Table 2. Singleton contributions to heritability.

Singletons vs. common variants (MAF>0.4)	Estimates	Models
	$\widehat{{\beta }^2}$ from ASE	${\beta }^2\propto {\left[pq\right]}^{-1}$	${\beta }^2$ independent of p
Proportion ${\sigma }_{g;\text{ASE}}^{2\widehat{}}$ explained by singletons	4.7%	36%	2.4%
Relative squared effect size	∼1.8	∼60	1
Selection strength	Weak	Strong	None

Estimates based on GTExV6 ASE data (cis-regulatory region +− 10kb from TSS) “$\widehat{{\beta }^2}$ from ASE” shows estimates of the median proportion of ${\sigma }_{g;\text{ASE}}^{2\widehat{}}$ explained by singletons based on effect sizes estimated from our ASE-model. “${\beta }^2\propto {\left[pq\right]}^{-1}$” shows the median expected per-gene heritability explained by singletons if singletons and common variants contributed equally to genetic variance.
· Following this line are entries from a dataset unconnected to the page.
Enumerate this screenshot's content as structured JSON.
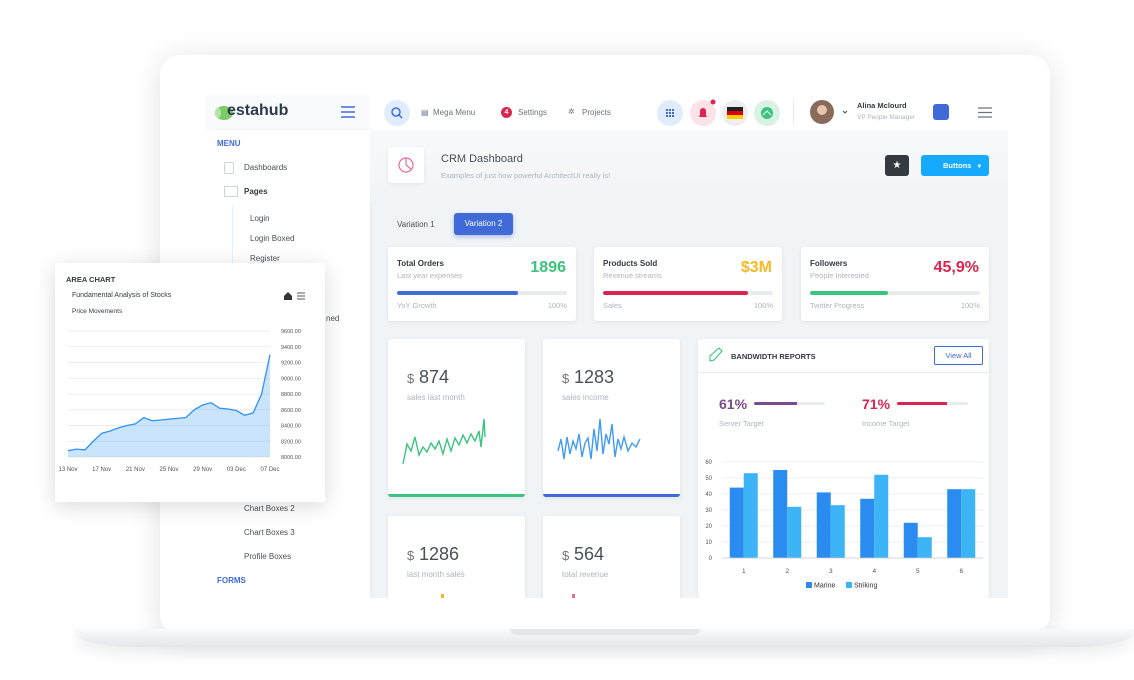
{
  "header": {
    "logo": "estahub",
    "mega_menu": "Mega Menu",
    "settings": "Settings",
    "settings_badge": 4,
    "projects": "Projects",
    "user_name": "Alina Mclourd",
    "user_role": "VP People Manager"
  },
  "sidebar": {
    "menu_heading": "MENU",
    "items": [
      "Dashboards",
      "Pages",
      "Login",
      "Login Boxed",
      "Register",
      "ned",
      "Chart Boxes 2",
      "Chart Boxes 3",
      "Profile Boxes"
    ],
    "forms_heading": "FORMS"
  },
  "page_header": {
    "title": "CRM Dashboard",
    "subtitle": "Examples of just how powerful ArchitectUI really is!",
    "button": "Buttons"
  },
  "tabs": [
    "Variation 1",
    "Variation 2"
  ],
  "stat_cards": [
    {
      "title": "Total Orders",
      "subtitle": "Last year expenses",
      "value": "1896",
      "value_color": "#3ac47d",
      "progress": 71,
      "progress_color": "#3f6ad8",
      "progress_label": "YoY Growth",
      "progress_max": "100%"
    },
    {
      "title": "Products Sold",
      "subtitle": "Revenue streams",
      "value": "$3M",
      "value_color": "#f7b924",
      "progress": 85,
      "progress_color": "#d92550",
      "progress_label": "Sales",
      "progress_max": "100%"
    },
    {
      "title": "Followers",
      "subtitle": "People Interested",
      "value": "45,9%",
      "value_color": "#d92550",
      "progress": 46,
      "progress_color": "#3ac47d",
      "progress_label": "Twitter Progress",
      "progress_max": "100%"
    }
  ],
  "mini_cards": [
    {
      "currency": "$",
      "value": 874,
      "label": "sales last month"
    },
    {
      "currency": "$",
      "value": 1283,
      "label": "sales income"
    },
    {
      "currency": "$",
      "value": 1286,
      "label": "last month sales"
    },
    {
      "currency": "$",
      "value": 564,
      "label": "total revenue"
    }
  ],
  "bandwidth": {
    "title": "BANDWIDTH REPORTS",
    "button": "View All",
    "targets": [
      {
        "value": 61,
        "value_label": "61%",
        "label": "Server Target",
        "color": "#794c8a"
      },
      {
        "value": 71,
        "value_label": "71%",
        "label": "Income Target",
        "color": "#d92550"
      }
    ]
  },
  "area_card": {
    "heading": "AREA CHART"
  },
  "chart_data": [
    {
      "type": "area",
      "title": "Fundamental Analysis of Stocks",
      "subtitle": "Price Movements",
      "color": "#2e93fa",
      "categories": [
        "13 Nov",
        null,
        null,
        null,
        "17 Nov",
        null,
        null,
        null,
        "21 Nov",
        null,
        null,
        null,
        "25 Nov",
        null,
        null,
        null,
        "29 Nov",
        null,
        null,
        null,
        "03 Dec",
        null,
        null,
        null,
        "07 Dec"
      ],
      "values": [
        8080,
        8100,
        8090,
        8200,
        8300,
        8330,
        8370,
        8400,
        8420,
        8500,
        8460,
        8470,
        8480,
        8490,
        8500,
        8600,
        8660,
        8690,
        8620,
        8610,
        8590,
        8530,
        8560,
        8800,
        9300
      ],
      "ylim": [
        8000,
        9600
      ],
      "yticks": [
        {
          "value": 8000,
          "label": "8000.00"
        },
        {
          "value": 8200,
          "label": "8200.00"
        },
        {
          "value": 8400,
          "label": "8400.00"
        },
        {
          "value": 8600,
          "label": "8600.00"
        },
        {
          "value": 8800,
          "label": "8800.00"
        },
        {
          "value": 9000,
          "label": "9000.00"
        },
        {
          "value": 9200,
          "label": "9200.00"
        },
        {
          "value": 9400,
          "label": "9400.00"
        },
        {
          "value": 9600,
          "label": "9600.00"
        }
      ],
      "grid": true
    },
    {
      "type": "bar",
      "categories": [
        "1",
        "2",
        "3",
        "4",
        "5",
        "6"
      ],
      "series": [
        {
          "name": "Marine",
          "color": "#2a8cf0",
          "values": [
            44,
            55,
            41,
            37,
            22,
            43
          ]
        },
        {
          "name": "Striking",
          "color": "#3cb4f5",
          "values": [
            53,
            32,
            33,
            52,
            13,
            43
          ]
        }
      ],
      "ylim": [
        0,
        60
      ],
      "yticks": [
        0,
        10,
        20,
        30,
        40,
        50,
        60
      ],
      "grid": true,
      "legend": "bottom"
    }
  ]
}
This is driven by the fact that 36% of all variants (median 36% of variants per gene) are singletons. The large relative effect size required for singletons to explain this proportion of heritability reflects the low variance contribution of rare variants as a consequence of their low allele frequency (2 pq). “${\beta }^2$ independent of p” shows estimates of the median proportion of heritability explained by singletons if effect size and allele frequency were independent (i.e., singletons and common variants had equal effects on gene expression).